The vector triple product involves three vectors where one vector is taken as a product of the other two vectors. It's written as \( \vec{a} \times (\vec{b} \times \vec{c}) \). An identity helps simplify this expression: \( \vec{a} \times (\vec{b} \times \vec{c}) = (\vec{a} \cdot \vec{c}) \vec{b} - (\vec{a} \cdot \vec{b}) \vec{c} \). This formula can look complex, but it essentially breaks down the interaction of these three vectors.

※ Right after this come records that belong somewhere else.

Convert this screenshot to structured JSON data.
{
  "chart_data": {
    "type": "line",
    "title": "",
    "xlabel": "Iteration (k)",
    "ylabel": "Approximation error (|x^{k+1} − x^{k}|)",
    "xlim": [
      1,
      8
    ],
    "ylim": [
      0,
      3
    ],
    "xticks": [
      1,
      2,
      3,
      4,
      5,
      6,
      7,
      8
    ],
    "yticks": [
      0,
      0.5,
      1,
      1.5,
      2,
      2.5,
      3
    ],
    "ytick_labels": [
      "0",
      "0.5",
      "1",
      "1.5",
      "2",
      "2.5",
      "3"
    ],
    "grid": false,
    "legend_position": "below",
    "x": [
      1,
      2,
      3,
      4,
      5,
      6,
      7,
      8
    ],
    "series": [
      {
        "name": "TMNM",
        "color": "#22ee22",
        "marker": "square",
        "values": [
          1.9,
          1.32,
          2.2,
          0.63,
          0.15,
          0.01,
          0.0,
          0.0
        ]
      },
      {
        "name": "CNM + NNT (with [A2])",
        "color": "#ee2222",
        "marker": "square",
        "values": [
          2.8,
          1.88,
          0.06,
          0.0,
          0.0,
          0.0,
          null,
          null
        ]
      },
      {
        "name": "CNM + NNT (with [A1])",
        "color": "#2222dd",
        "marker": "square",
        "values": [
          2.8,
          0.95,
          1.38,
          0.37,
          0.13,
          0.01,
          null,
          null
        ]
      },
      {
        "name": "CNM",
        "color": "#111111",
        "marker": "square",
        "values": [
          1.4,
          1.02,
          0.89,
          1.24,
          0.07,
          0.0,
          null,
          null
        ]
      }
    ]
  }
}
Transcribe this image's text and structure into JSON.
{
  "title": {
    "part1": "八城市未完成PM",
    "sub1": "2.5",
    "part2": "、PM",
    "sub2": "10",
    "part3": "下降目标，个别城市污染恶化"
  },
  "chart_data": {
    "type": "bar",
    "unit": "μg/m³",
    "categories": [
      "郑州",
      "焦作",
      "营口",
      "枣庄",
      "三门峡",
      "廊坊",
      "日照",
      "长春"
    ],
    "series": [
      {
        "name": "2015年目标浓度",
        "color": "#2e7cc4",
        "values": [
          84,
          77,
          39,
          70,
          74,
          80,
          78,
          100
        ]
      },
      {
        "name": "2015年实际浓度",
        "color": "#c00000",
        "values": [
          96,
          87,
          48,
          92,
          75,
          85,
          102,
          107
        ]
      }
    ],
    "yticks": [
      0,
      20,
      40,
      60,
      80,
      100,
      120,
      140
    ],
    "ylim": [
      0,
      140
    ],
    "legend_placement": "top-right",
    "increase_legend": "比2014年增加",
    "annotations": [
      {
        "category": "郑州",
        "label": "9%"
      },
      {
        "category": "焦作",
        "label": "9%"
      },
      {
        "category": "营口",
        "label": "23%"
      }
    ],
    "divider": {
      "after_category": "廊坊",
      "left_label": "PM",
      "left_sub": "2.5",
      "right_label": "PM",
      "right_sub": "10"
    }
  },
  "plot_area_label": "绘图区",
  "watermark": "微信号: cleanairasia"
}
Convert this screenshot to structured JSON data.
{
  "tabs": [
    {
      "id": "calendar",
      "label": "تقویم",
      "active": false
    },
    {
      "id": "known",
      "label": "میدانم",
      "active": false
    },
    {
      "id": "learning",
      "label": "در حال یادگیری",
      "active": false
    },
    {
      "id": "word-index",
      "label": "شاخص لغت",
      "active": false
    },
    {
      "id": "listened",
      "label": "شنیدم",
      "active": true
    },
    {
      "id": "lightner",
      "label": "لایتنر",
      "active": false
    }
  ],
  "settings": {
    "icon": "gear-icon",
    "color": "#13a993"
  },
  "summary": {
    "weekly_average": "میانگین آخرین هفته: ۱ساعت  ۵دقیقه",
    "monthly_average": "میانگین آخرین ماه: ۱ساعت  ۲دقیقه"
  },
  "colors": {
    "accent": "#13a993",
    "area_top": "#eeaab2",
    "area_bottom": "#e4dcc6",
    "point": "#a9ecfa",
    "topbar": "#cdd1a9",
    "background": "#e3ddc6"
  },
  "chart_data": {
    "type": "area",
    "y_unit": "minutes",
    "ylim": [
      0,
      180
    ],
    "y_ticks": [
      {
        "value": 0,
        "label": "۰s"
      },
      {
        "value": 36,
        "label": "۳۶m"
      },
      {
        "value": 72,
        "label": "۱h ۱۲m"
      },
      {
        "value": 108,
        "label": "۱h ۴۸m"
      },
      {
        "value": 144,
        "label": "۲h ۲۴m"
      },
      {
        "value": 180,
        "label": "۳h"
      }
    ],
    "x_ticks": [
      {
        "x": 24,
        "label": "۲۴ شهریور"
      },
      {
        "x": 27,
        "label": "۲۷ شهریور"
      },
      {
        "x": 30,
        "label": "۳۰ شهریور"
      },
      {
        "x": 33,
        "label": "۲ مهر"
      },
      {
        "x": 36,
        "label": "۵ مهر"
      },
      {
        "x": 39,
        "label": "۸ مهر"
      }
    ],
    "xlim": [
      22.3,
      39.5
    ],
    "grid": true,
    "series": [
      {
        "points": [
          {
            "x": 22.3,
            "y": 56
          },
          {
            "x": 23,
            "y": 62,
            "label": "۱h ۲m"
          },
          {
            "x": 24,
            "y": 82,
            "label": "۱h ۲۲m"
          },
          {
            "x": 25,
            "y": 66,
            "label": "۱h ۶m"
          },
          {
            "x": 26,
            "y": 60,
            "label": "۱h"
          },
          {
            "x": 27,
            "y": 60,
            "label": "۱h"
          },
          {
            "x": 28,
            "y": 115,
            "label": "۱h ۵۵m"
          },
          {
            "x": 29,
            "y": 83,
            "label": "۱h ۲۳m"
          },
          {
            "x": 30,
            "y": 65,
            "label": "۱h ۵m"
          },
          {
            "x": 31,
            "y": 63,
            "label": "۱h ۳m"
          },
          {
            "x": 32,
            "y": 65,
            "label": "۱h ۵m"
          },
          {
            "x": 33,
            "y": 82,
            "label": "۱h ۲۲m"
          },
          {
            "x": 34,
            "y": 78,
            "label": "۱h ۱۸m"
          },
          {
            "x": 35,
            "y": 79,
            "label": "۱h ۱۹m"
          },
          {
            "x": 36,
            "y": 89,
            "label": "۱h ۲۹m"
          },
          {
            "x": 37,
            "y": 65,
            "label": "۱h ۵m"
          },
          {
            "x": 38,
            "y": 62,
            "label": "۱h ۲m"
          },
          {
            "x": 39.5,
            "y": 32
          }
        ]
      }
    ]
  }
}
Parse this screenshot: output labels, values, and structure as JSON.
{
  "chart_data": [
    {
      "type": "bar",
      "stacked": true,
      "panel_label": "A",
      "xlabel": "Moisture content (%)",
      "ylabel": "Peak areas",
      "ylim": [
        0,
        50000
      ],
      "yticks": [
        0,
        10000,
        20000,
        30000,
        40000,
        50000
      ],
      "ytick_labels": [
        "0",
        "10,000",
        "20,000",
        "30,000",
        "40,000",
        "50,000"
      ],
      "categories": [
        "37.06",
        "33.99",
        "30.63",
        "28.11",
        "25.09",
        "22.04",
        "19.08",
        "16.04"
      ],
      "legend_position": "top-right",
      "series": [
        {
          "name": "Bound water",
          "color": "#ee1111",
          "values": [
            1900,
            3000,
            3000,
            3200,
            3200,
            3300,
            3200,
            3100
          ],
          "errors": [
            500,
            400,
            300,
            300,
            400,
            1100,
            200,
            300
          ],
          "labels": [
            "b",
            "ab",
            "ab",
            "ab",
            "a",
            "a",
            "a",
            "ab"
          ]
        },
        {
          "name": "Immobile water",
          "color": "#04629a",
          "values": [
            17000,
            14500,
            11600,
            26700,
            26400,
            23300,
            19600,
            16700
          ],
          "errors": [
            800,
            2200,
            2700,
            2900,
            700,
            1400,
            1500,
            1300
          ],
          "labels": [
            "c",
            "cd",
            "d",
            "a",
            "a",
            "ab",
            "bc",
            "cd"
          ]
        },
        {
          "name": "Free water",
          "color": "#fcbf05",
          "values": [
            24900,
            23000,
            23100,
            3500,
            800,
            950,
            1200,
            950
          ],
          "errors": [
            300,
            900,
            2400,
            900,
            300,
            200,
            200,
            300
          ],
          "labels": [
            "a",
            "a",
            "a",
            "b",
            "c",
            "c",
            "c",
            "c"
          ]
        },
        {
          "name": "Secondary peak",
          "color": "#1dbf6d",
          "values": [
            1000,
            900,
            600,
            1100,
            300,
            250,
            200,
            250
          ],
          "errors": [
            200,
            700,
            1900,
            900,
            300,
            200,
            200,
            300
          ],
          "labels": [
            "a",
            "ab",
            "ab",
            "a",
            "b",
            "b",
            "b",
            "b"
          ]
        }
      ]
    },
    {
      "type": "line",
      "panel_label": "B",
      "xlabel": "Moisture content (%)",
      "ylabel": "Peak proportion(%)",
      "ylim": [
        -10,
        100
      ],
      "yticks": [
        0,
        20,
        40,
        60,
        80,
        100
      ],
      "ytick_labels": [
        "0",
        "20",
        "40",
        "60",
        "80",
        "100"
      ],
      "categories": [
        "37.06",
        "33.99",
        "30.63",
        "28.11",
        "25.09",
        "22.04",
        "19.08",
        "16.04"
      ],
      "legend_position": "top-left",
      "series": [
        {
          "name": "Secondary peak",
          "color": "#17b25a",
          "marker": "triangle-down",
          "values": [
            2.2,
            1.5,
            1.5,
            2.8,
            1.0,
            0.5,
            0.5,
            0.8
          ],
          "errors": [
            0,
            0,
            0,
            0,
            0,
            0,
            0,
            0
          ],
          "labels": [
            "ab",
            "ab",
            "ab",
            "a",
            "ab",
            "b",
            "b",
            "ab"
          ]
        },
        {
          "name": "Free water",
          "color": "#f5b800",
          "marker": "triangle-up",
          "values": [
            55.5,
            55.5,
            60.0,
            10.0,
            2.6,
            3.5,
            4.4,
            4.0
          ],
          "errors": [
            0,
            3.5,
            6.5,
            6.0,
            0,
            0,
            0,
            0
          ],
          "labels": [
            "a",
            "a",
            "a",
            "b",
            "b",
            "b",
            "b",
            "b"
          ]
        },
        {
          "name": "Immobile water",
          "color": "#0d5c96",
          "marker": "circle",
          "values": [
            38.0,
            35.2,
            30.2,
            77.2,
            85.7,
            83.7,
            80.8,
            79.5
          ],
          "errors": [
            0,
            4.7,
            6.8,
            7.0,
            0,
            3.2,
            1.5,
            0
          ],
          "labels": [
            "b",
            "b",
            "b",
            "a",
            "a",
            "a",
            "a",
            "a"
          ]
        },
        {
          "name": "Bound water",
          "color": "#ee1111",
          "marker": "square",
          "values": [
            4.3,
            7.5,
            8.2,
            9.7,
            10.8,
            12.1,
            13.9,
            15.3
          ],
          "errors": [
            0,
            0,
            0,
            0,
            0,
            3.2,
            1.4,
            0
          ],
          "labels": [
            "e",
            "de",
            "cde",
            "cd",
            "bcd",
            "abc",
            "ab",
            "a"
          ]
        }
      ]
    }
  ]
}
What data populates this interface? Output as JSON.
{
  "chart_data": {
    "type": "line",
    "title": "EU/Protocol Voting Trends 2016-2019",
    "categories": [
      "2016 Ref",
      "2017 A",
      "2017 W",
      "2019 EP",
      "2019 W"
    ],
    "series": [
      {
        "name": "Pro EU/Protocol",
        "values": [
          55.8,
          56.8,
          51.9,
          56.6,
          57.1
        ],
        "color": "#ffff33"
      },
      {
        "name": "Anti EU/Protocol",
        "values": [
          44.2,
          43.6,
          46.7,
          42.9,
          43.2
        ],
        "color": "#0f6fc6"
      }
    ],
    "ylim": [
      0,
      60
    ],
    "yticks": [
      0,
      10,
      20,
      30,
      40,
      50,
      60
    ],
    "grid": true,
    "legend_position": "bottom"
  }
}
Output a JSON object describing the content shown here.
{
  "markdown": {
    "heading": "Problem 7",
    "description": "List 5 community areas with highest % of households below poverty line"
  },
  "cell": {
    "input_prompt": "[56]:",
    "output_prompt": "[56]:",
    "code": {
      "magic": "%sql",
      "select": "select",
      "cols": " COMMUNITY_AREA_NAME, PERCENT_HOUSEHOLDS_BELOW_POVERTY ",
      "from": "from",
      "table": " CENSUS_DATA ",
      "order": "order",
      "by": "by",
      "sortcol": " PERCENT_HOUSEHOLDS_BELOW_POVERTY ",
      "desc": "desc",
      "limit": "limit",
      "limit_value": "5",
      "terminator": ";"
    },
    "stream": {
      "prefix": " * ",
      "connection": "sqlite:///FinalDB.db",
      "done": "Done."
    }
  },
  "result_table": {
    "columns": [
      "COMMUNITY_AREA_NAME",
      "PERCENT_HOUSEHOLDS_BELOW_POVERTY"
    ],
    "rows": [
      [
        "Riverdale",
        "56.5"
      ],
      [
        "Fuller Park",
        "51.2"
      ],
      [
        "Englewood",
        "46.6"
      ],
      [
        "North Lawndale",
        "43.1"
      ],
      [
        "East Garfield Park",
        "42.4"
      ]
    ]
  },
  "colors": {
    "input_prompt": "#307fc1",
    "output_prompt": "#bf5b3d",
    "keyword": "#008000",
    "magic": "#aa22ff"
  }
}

- The first term \((\vec{a} \cdot \vec{c}) \vec{b}\) shows how the projection of \(\vec{a}\) on \(\vec{c}\) can scale vector \(\vec{b}\).
- The second term \(-(\vec{a} \cdot \vec{b}) \vec{c}\) focuses on how the projection of \(\vec{a}\) on \(\vec{b}\) inversely scales vector \(\vec{c}\).

In our original problem, applying this identity lets us compare the coefficients of \(\vec{b}\) and \(\vec{c}\), leading to some crucial insights about the relationships between the vectors. Once you get used to the identity, it becomes an immensely powerful tool in vector calculus.

In vector algebra, the dot product is a way to multiply two vectors, and it results in a scalar rather than another vector. It's calculated as \( \vec{a} \cdot \vec{b} = \|\vec{a}\| \|\vec{b}\| \cos\theta \), where \(\theta\) is the angle between the vectors.

Essentially, the dot product measures how much one vector extends in the direction of another. Several key aspects of the dot product include:

• Finding the angle between vectors, which was crucial in our solution.
• Determining whether vectors are orthogonal: if the dot product is zero, the vectors are perpendicular.

In this exercise, we found \( \vec{a} \cdot \vec{b} = -\frac{\sqrt{3}}{2} \), leading us directly to calculate the angle \(\theta\). Thus, using the dot product not only helps in calculating angles but also provides insight into vector alignments.

The angle between two vectors is fundamental in understanding spatial orientation. For any two vectors \( \vec{a} \) and \( \vec{b} \), the cosine of the angle \( \theta \) between them is given by the normalized dot product: \( \cos(\theta) = \frac{\vec{a} \cdot \vec{b}}{\|\vec{a}\| \|\vec{b}\|} \).

When both vectors are unit vectors, this simplifies to just \( \vec{a} \cdot \vec{b} = \cos(\theta) \). In the original problem, this understanding of the angle between vectors helped find \( \theta \) when given \( \cos\theta = -\frac{\sqrt{3}}{2} \).

To determine the actual angle, consider the properties of cosine:

• If \( \cos(\theta) \,>\, 0 \), \( \theta \) is acute.
• If \( \cos(\theta) = 0 \), the vectors are perpendicular.
• If \( \cos(\theta) \,<\, 0 \), \( \theta \) is obtuse, which was relevant in finding \(\theta = \frac{5\pi}{6}\) for our problem.

The angle tells us not only about the extent of vector separation but can also hint at directional alignment, making it invaluable in vector analysis.